Abstract

Positive selection of a CD36 nonsense variant in sub-Saharan Africa, but no association with severe malaria phenotypes

Fry AE, Ghansa A, Small KS, Palma A, Auburn S, Diakite M, Green A, Campino S, Teo YY, Clark TG, Jeffreys AE, Wilson J, Jallow M, Sisay-Joof F, Pinder M, Griffiths MJ, Peshu N, Williams TN, Newton CR, Marsh K, Molyneux ME, Taylor TE, Koram KA, Oduro AR, Rogers WO, Rockett KA, Sabeti PC, Kwiatkowski DP
Hum Mol Genet. 2009;18

Permenent descriptor
https://doi.org/10.1093/hmg/ddp192


The prevalence of CD36 deficiency in East Asian and African populations suggests that the causal variants are under selection by severe malaria.

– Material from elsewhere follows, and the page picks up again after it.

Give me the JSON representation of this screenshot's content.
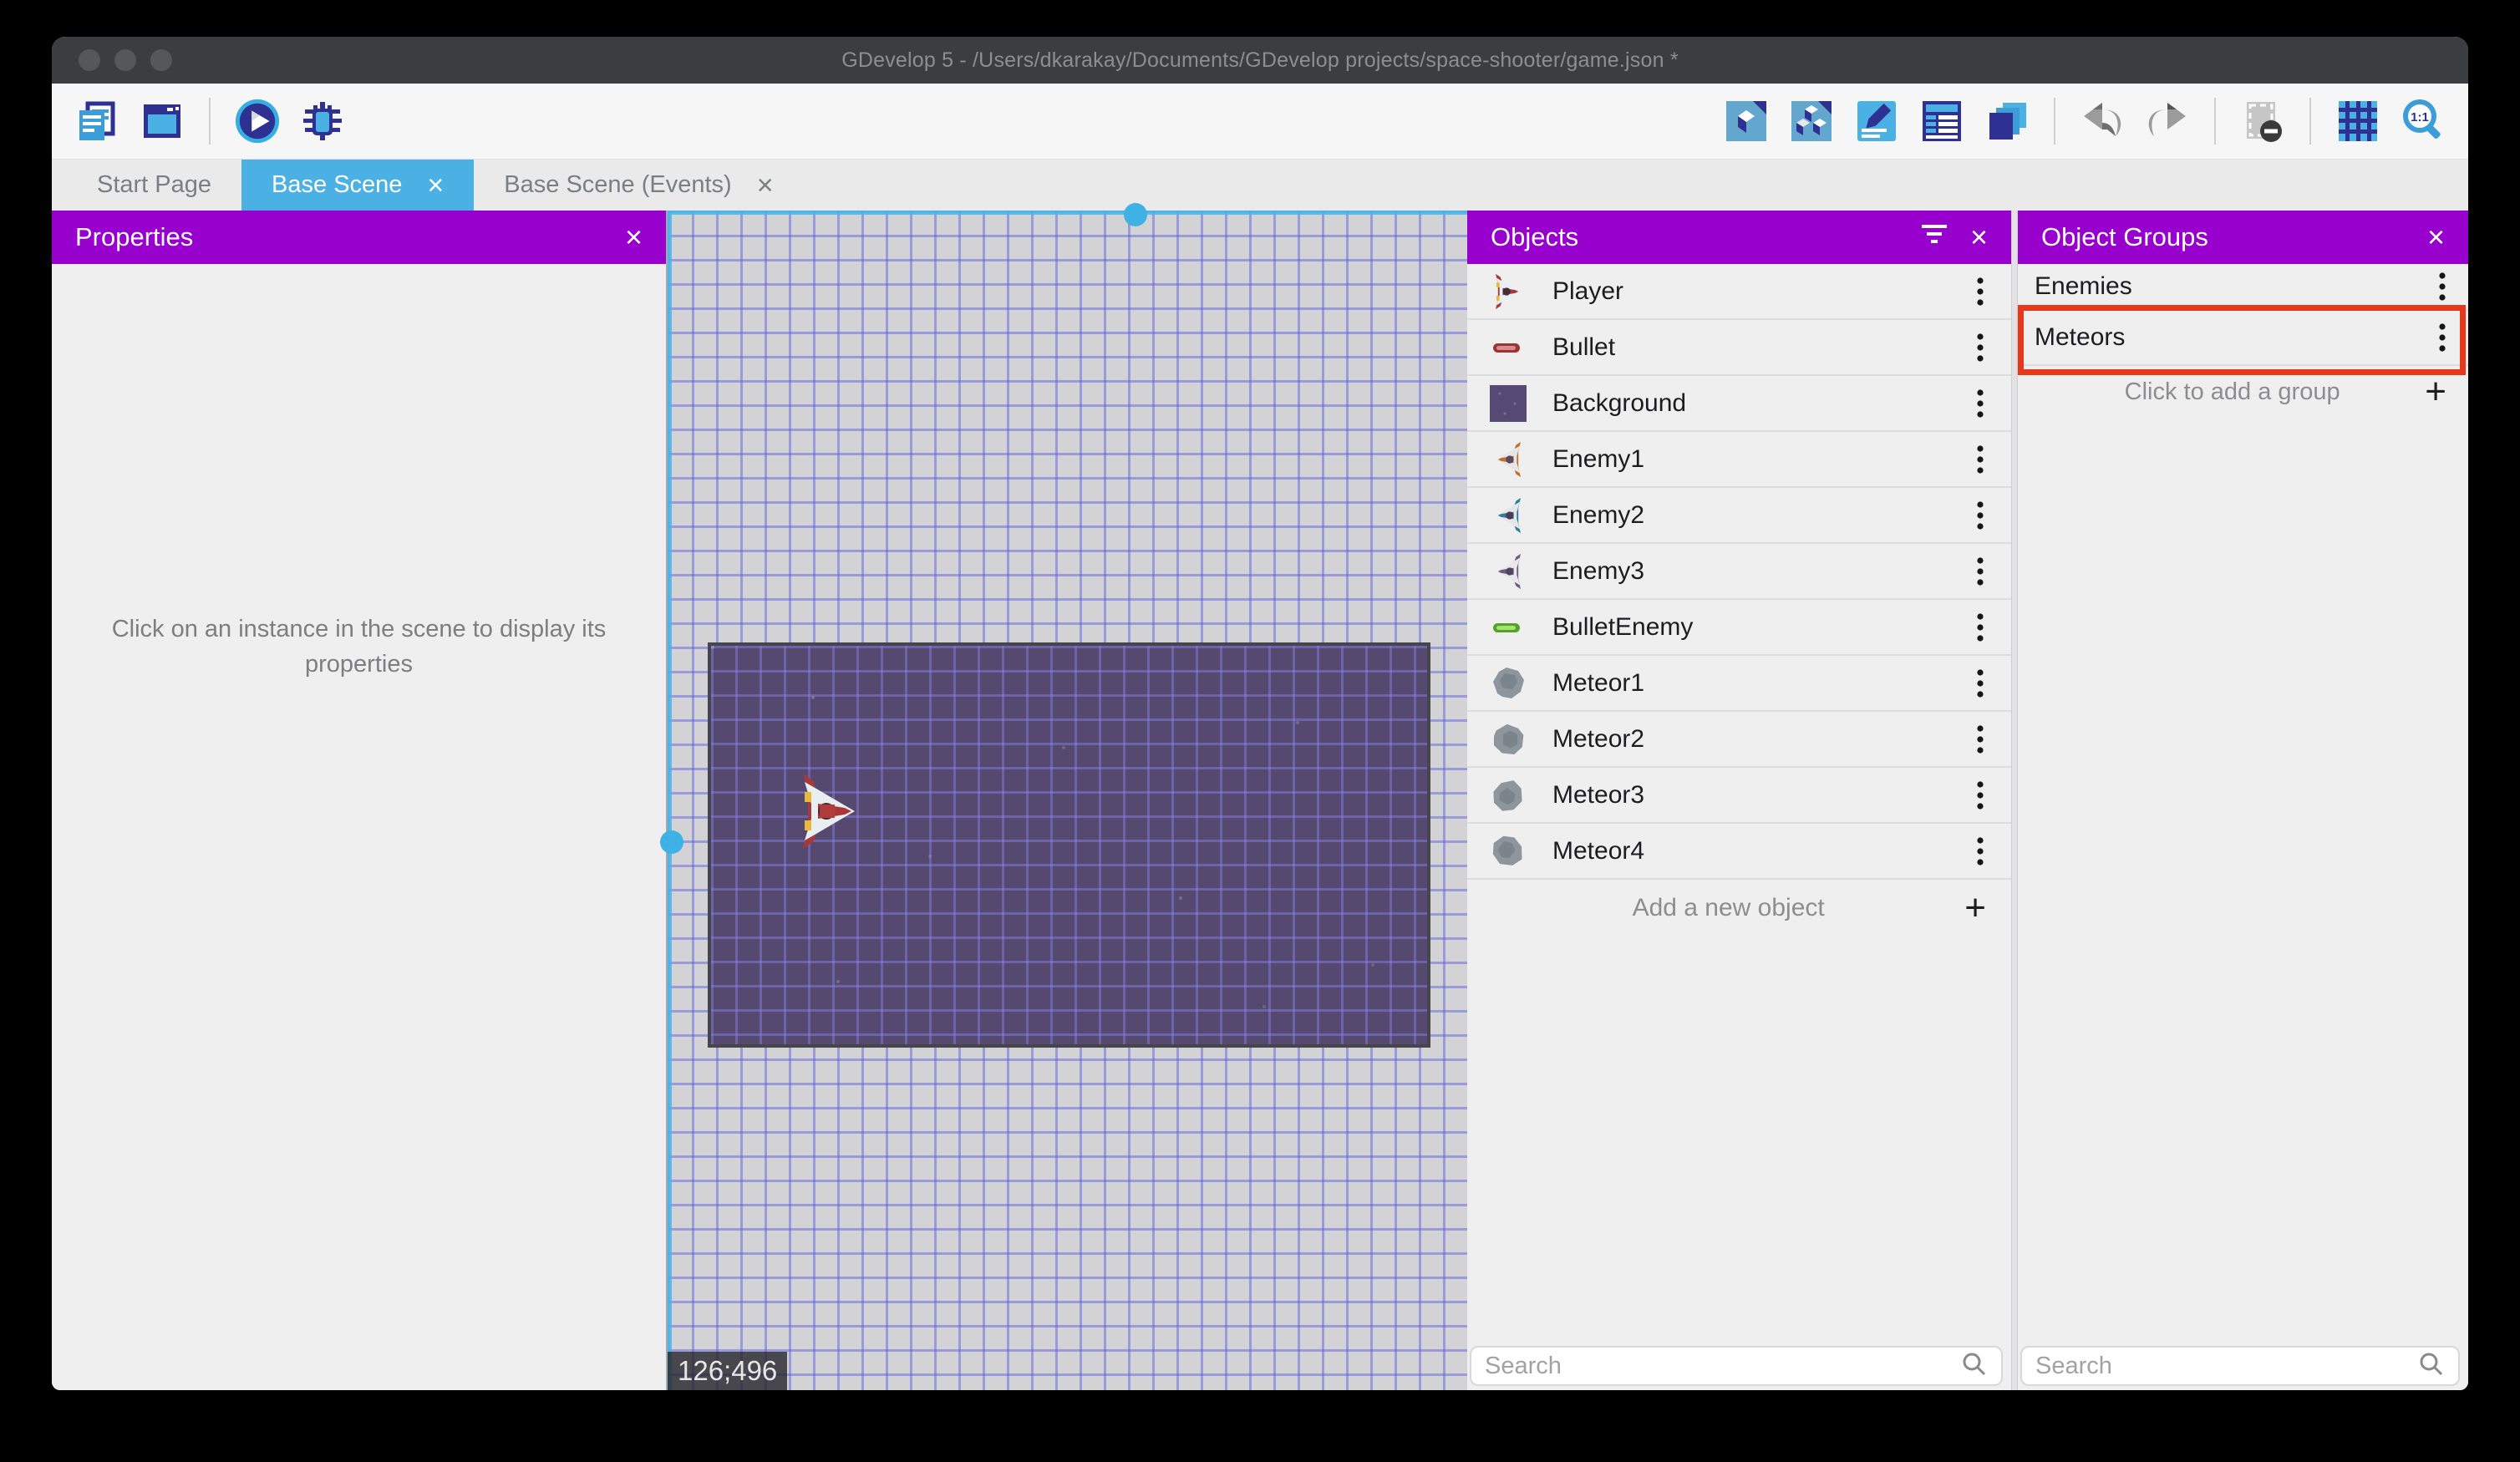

Previous analysis of data from the International HapMap Project indicated that a CD36 haplotype bearing a nonsense mutation (T1264G; rs3211938) had undergone recent positive selection in the Yoruba of Nigeria. To investigate the global distribution of this putative selection event, we genotyped T1264G in 3420 individuals from 66 populations. We confirmed the high frequency of 1264G in the Yoruba (26%). However, the 1264G allele is less common in other African populations and absent from all non-African populations without recent African admixture. Using long-range linkage disequilibrium, we studied two West African groups in depth. Evidence for recent positive selection at the locus was demonstrable in the Yoruba, although not in Gambians. We screened 70 variants from across CD36 for an association with severe malaria phenotypes, employing a case-control study of 1350 subjects and a family study of 1288 parent-offspring trios. No marker was significantly associated with severe malaria. We focused on T1264G, genotyping 10,922 samples from four African populations. The nonsense allele was not associated with severe malaria (pooled allelic odds ratio 1.0; 95% confidence interval 0.89-1.12; P = 0.98). These results suggest a range of possible explanations including the existence of alternative selection pressures on CD36, co-evolution between host and parasite or confounding caused by allelic heterogeneity of CD36 deficiency.